Ich schreibe weiter oben, dass man den Leuten helfen soll ohne sie gleich einzubürgern, das hast Du sogar zitiert. Und trotzdem schreibst Du danach mir sind Menschenleben nichts wert, nur weil ich bei der Staatsbürgerschaft anderer Meinung bin.

Sätze wie
Ich kann grad nicht so viel essen, wie ich kotzen möchte...
oder eben
dir sind Menschenleben einen Dreck wert
bringen überhaupt gar nichts für eine Diskussion, außer diese unnötig zu eskalieren.
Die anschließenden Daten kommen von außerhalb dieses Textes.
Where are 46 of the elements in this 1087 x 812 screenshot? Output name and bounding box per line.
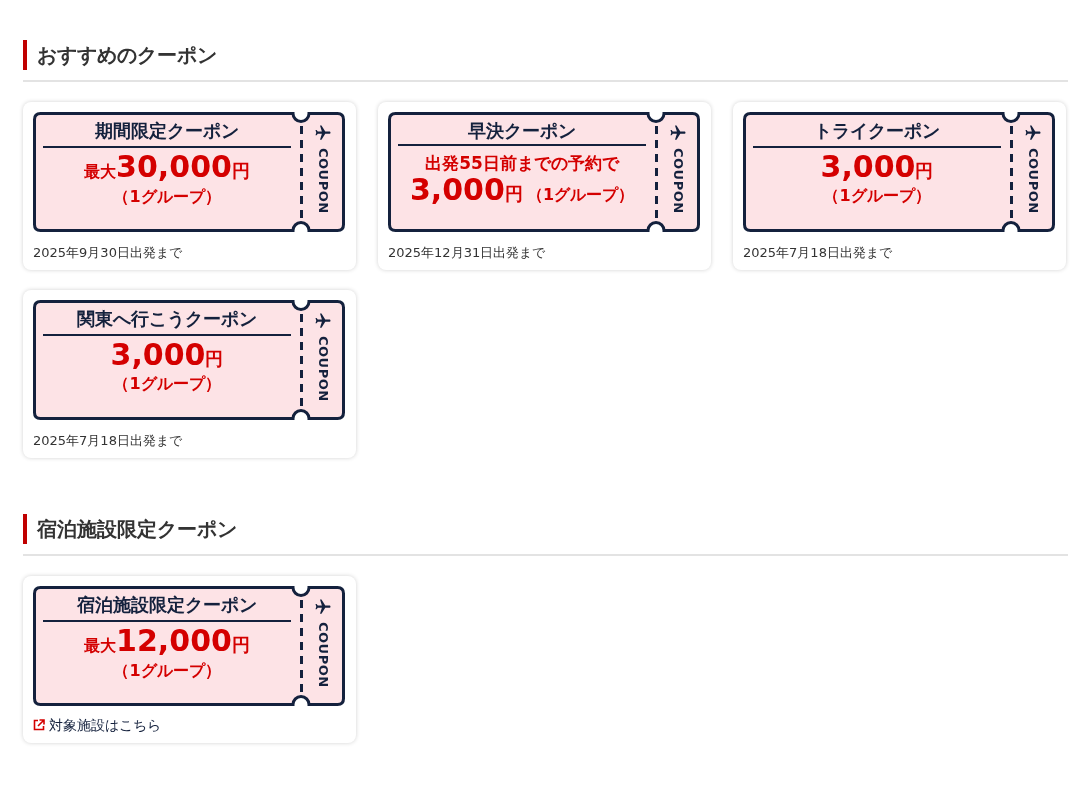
departure-deadline: 2025年7月18日出発まで bbox=[33, 432, 183, 450]
departure-deadline: 2025年12月31日出発まで bbox=[388, 244, 547, 262]
coupon-stub-label: COUPON bbox=[315, 336, 331, 402]
coupon-title: 宿泊施設限定クーポン bbox=[43, 594, 291, 622]
coupon-title: トライクーポン bbox=[753, 120, 1001, 148]
coupon-card[interactable]: 関東へ行こうクーポン 3,000円 （1グループ） COUPON 2025年7月18日出発まで bbox=[23, 290, 356, 458]
coupon-card[interactable]: 期間限定クーポン 最大30,000円 （1グループ） COUPON 2025年9月30日出発まで bbox=[23, 102, 356, 270]
group-label: （1グループ） bbox=[526, 185, 634, 205]
discount-amount: 12,000 bbox=[116, 626, 232, 656]
coupon-stub-label: COUPON bbox=[315, 148, 331, 214]
coupon-card[interactable]: 早決クーポン 出発55日前までの予約で 3,000円 （1グループ） COUPON 2025年12月31日出発まで bbox=[378, 102, 711, 270]
yen-unit: 円 bbox=[231, 633, 250, 657]
section-heading: おすすめのクーポン bbox=[23, 40, 1068, 70]
coupon-card[interactable]: トライクーポン 3,000円 （1グループ） COUPON 2025年7月18日出発まで bbox=[733, 102, 1066, 270]
discount-amount: 3,000 bbox=[110, 340, 206, 370]
coupon-stub-label: COUPON bbox=[670, 148, 686, 214]
yen-unit: 円 bbox=[205, 347, 224, 371]
airplane-icon bbox=[669, 124, 687, 142]
airplane-icon bbox=[1024, 124, 1042, 142]
facilities-link[interactable]: 対象施設はこちら bbox=[33, 716, 161, 734]
departure-deadline: 2025年7月18日出発まで bbox=[743, 244, 893, 262]
coupon-stub-label: COUPON bbox=[1025, 148, 1041, 214]
group-label: （1グループ） bbox=[113, 187, 221, 207]
group-label: （1グループ） bbox=[113, 661, 221, 681]
max-label: 最大 bbox=[84, 162, 117, 183]
coupon-title: 早決クーポン bbox=[398, 120, 646, 146]
section-heading: 宿泊施設限定クーポン bbox=[23, 514, 1068, 544]
yen-unit: 円 bbox=[504, 182, 523, 206]
coupon-title: 期間限定クーポン bbox=[43, 120, 291, 148]
yen-unit: 円 bbox=[915, 159, 934, 183]
yen-unit: 円 bbox=[231, 159, 250, 183]
coupon-stub-label: COUPON bbox=[315, 622, 331, 688]
group-label: （1グループ） bbox=[823, 186, 931, 206]
coupon-title: 関東へ行こうクーポン bbox=[43, 308, 291, 336]
external-link-icon bbox=[33, 719, 45, 731]
coupon-card[interactable]: 宿泊施設限定クーポン 最大12,000円 （1グループ） COUPON 対象施設はこちら bbox=[23, 576, 356, 743]
departure-deadline: 2025年9月30日出発まで bbox=[33, 244, 183, 262]
max-label: 最大 bbox=[84, 636, 117, 657]
airplane-icon bbox=[314, 124, 332, 142]
discount-amount: 3,000 bbox=[409, 174, 505, 206]
discount-amount: 3,000 bbox=[820, 152, 916, 182]
group-label: （1グループ） bbox=[113, 374, 221, 394]
condition-text: 出発55日前までの予約で bbox=[425, 152, 619, 174]
discount-amount: 30,000 bbox=[116, 152, 232, 182]
airplane-icon bbox=[314, 312, 332, 330]
airplane-icon bbox=[314, 598, 332, 616]
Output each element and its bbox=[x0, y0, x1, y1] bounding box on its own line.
Ich respektiere die Meinung von Dir und z.B. @Mingo doch auch, es ist schlicht eine andere Perspektive.
 
Ich habe mehrfach meine Irritation zum Ausdruck gebracht, dass ich nicht verstehen kann, wieso man nicht jedes erdenkliche Mittel nutzen sollte, die Leben der Geißeln zu retten. Wenn die deutsche Staatsbürgerschaft dazu gehört, dann kann ich einfach nicht verstehen, wieso man nur dagegen argumentieren kann.

Klär mich doch mal auf, inwiefern "deine" Staatsangehörigkeit entwertet wird, wenn Geißeln diese erhalten könnten und dadurch auch nur minimal die Chance steigen könnte, die Geißeln zu retten. Wirst du dadurch plötzlich in deiner eigenen Sicherheit gefährdet? Hast du dadurch irgendwelche Nachteile zu befürchten?
 
Und sowas passiert eben häufig, Leute sind empört über eine andere Meinung und schießen dann schnell verbal übers Ziel hinaus und schon ist einer vernünftigen Diskussion darüber eben oft der Nährboden entzogen.
Andere Meinungen sollte man halt auch mal gelten lassen, selbst wenn die halt konträr zur eigenen Weltanschauung oder Idealen steht.
Darüber kann man dann diskutieren und seinen Standpunkt vertreten oder eben halt auch nicht daran teilnehmen, wenn einem die Energie dafür fehlt und man sich da nicht so involvieren will. Aber meiner Meinung ist es immer gut sich mit unterschiedlichen Standpunkten auseinanderzusetzen.
 
Ok, ich entschuldige mich für meine Wortwahl. Dennoch habe ich mehrfach geschrieben, dass ich nicht verstehen kann, wie man einfach mal komplett ausklammert, dass es hier um Menschenleben geht und nicht um "Versicherungsbetrug". Die wollen keine staatlichen Leistungen in Form von Geld abgreifen, sondern gerettet werde aus einer lebensbedrohlichen Lage.

Weiß nicht so recht, da fällt es mir halt enorm schwer, die "andere Seite" zu verstehen. Es geht halt nicht darum ob etwas "richtig" oder "falsch" ist. Sobald es um Menschenleben geht gilt dieser Grundsatz einfach nicht mehr. Hier werden ja auch nicht Menschenleben gegen andere Menschenleben aufgewogen, wie vlt. in anderen Diskussionen. Es wird ein von Menschen erfundenes, abstraktes Konstrukt, dass die meisten hier nur durch Zufall erlangt haben (mich eingeschlossen) gegen Menschenleben aufgewogen...da ist mir leider die Hutschnur geplatzt.

Ich werde versuchen meine Wortwahl in Zukunft mehr zu beachten. Notfalls muss ich mich aus solchen "Diskussionen" früher zurückziehen.